Strict Field Act earthquake standards and inspections by the State Fire Marshal led to abandoning the Dome for classes in 1967. Portable buildings, augmenting some already in place, were brought in and covered most of the paved playground areas.

It took considerable assurances from the board to quell “Save the Dome” sentiments, as one proposal was to demolish the beloved building for new classrooms. After nine tries, voters passed a bond issue on May 13, 1969, assuring a brand new, state-of-the-art school on Greenley Road, on portions of two former dairy ranches.

Red brick veneer was used extensively throughout the new facility and is a cultural tie to Sonora’s first red brick schoolhouse of 1858.

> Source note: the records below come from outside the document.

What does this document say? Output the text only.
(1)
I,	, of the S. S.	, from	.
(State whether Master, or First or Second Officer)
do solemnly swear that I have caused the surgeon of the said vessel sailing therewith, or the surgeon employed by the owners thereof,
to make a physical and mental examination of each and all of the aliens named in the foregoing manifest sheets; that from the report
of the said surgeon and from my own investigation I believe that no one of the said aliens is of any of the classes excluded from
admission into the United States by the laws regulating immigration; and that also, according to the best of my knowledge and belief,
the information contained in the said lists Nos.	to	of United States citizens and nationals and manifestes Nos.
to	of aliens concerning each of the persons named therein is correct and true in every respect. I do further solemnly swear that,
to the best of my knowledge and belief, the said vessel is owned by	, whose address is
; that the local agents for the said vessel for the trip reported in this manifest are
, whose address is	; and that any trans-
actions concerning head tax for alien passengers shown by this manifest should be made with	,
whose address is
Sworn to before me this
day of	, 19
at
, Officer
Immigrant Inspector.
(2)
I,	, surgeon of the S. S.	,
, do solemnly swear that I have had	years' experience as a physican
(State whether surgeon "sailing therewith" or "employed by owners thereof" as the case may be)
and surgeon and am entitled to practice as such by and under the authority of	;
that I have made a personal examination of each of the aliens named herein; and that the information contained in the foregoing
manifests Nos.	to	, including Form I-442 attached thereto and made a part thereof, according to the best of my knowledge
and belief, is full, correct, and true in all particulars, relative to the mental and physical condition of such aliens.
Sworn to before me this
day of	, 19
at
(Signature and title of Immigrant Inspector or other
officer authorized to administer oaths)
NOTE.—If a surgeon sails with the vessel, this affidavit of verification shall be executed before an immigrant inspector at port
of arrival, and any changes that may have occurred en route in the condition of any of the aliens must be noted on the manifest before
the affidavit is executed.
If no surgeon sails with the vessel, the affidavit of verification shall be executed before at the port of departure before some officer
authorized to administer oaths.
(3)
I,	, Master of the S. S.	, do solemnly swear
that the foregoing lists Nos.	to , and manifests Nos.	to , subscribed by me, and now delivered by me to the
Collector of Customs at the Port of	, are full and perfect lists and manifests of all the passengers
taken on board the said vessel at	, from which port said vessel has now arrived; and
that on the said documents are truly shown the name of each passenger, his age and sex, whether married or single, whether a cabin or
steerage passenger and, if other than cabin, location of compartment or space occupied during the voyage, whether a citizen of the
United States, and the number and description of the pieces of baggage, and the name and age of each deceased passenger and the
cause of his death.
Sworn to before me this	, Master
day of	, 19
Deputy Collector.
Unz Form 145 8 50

The last students attended school in the educational icon 56 years ago, only two years less than the 58 years it was a hotbed of learning for several generations of learners.

The Sonora Union High School District, owner of the entire South Barretta Street Campus, is preparing to sell the Dome and the two classroom units to the north in a public sale pending the completion of an appraisal.

“The historic Sonora Dome is one of the best examples of early 20th century public schools in California,” according to a professionally-prepared feasibility study from 20 years ago.

At 114 years young, it needs some TLC, as the study noted, but with 21st-century imagination, know-how, and determination, this place can continue for years to come.